To fight the world’s “deadliest killer – the mosquito”, the Nigerian government has been urged to declare a state of emergency on malaria.
The country’s death toll from the disease makes up nearly a third of the world’s 619,000 malaria deaths a year.
To mark World Mosquito Day on Sunday, August 20, Amobi Ogah, the chairman of the House of Representatives Committee on HIV/AIDS, Tuberculosis and Malaria, called on the federal government to declare a state of emergency on malaria, emphasising the grave threat the disease posed to the country’s citizenry.
Classified as a malaria-endemic country, the World Health Organisation said Nigeria – with 31.3% of global malaria-related deaths – topped the list of four African countries that accounted for just over half of all malaria deaths worldwide.
The theme of this year’s World Mosquito Day was “Fighting the World’s Deadliest Killer – the Mosquito” and, in a statement released on Sunday, Ogha urged the government to prioritise mosquito eradication by collaborating with stakeholders in the health sector, including non-governmental organisations, to address the pressing issue.
“Considering the threat malaria poses to humanity, every effort must be geared towards eradicating it.”
He called on all levels of government to intensify efforts to eliminate mosquitos from the country, emphasising the need for concerted action and said he was concerned that the government had not given sufficient attention to eradicating mosquitos, which directly affected citizens’ lives and wellbeing.
In Borno State in the northeast as many as 500 people are diagnosed with malaria every day during the rainy season from July to October.
To reduce the high number of cases, a four-day, door-to-door antimalarial drug campaign, organised by the health ministry, was launched throughout the state on Thursday, August 3. The long-term aim was to eliminate malaria in the state.
However, the campaign failed to target some of the most vulnerable inhabitants of the state – the male pupils at traditional Qur’anic schools, known as Tsangayas, a system of Islamic education that encourages people to send their children away and leave their parental responsibilities to the schools. The children, referred to as Almajirai, are mostly from poor homes and end up begging in the streets.
Abubakar Ali, a 15-year-old Almajira, attends the Gwange Qur’anic school in Maiduguri. He has spent the past week trying to care for his six-year-old brother, Mohammed, who is just beginning to recover from malaria.
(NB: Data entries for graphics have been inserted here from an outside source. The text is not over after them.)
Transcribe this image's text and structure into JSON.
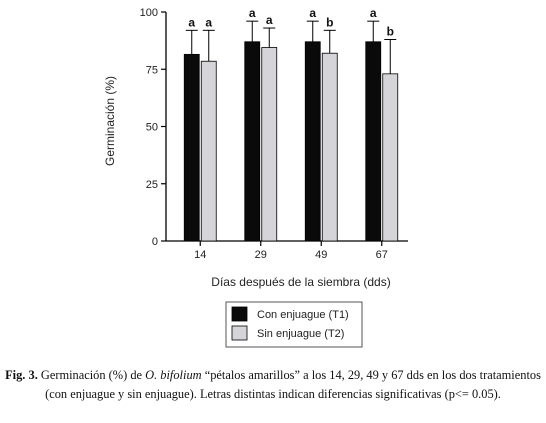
{
  "chart_data": {
    "type": "bar",
    "categories": [
      "14",
      "29",
      "49",
      "67"
    ],
    "series": [
      {
        "name": "Con enjuague (T1)",
        "color": "#0a0a0a",
        "values": [
          81.5,
          87,
          87,
          87
        ],
        "errors": [
          10.5,
          9,
          9,
          9
        ],
        "letters": [
          "a",
          "a",
          "a",
          "a"
        ]
      },
      {
        "name": "Sin enjuague (T2)",
        "color": "#d4d4d9",
        "values": [
          78.5,
          84.5,
          82,
          73
        ],
        "errors": [
          13.5,
          8.5,
          10,
          15
        ],
        "letters": [
          "a",
          "a",
          "b",
          "b"
        ]
      }
    ],
    "xlabel": "Días después de la siembra (dds)",
    "ylabel": "Germinación (%)",
    "ylim": [
      0,
      100
    ],
    "yticks": [
      0,
      25,
      50,
      75,
      100
    ],
    "grid": false,
    "legend": "below"
  },
  "caption": {
    "label": "Fig. 3.",
    "text_1": " Germinación (%) de ",
    "species": "O. bifolium",
    "text_2": " “pétalos amarillos” a los 14, 29, 49 y 67 dds en los dos tratamientos (con enjuague y sin enjuague). Letras distintas indican diferencias significativas (p<= 0.05)."
  }
}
The two boys are among 142 pupils at the school which, Abubakar said, lacked proper toilet and sanitation facilities.
“There is no proper accommodation, clean drinking water, food and healthcare. Most of us ended up at the school because our parents could not afford to care for us. We all come from small villages across Nigeria, sent by our parents to study the Qur’an.”
Abubakar said when Mohammed fell ill with malaria last week, he was left alone struggling to treat him. He said he did not have enough money to take his brother to hospital to get proper treatment and used the little money he had on food and drugs.
“It was very hard to see him suffering as the malaria got worse. I got no help from anyone. It is a miracle that he is now recovering from the disease.
“Our head teacher cannot afford to cater for all of us in this Tsangaya because there are too many of us.”
He told RNI that there were many other pupils at the school who had malaria but who also did not have anyone to care for them.
Mallam Hafizu, a teacher at the school, said: “We have never received any kind of help from the government. We desperately need drugs and mosquito nets for the children. We have more cases of malaria than anyone because of the lack of mosquito nets. It’s a big problem.
“Sometimes five to six children sleep under one net. Many don’t sleep under nets because there are just not enough. When our pupils fall sick, they have no access to food because they rely on begging to get something to eat and when they are so ill they cannot beg. And they don’t have access to healthcare. If a child’s illness worsens, we try to inform their parents or guardians. But often we cannot reach them because we don’t know where they are.”
Mala Waziri, the Borno State programme director for malaria, admitted that the door-to-door antimalarial drug campaign had not included Tsangaya pupils but he hastened to add that healthcare authorities had now drafted a plan to include them.
“The government is doing its best to deal with malaria but it is challenging. Often the health sector is not allocated enough funds.”
Waziri said the government had distributed the first batch of antimalarial drugs for children aged five and under. But he admitted that Tsangayas had been excluded from the campaign and said a plan had been drafted to include Almajirai children.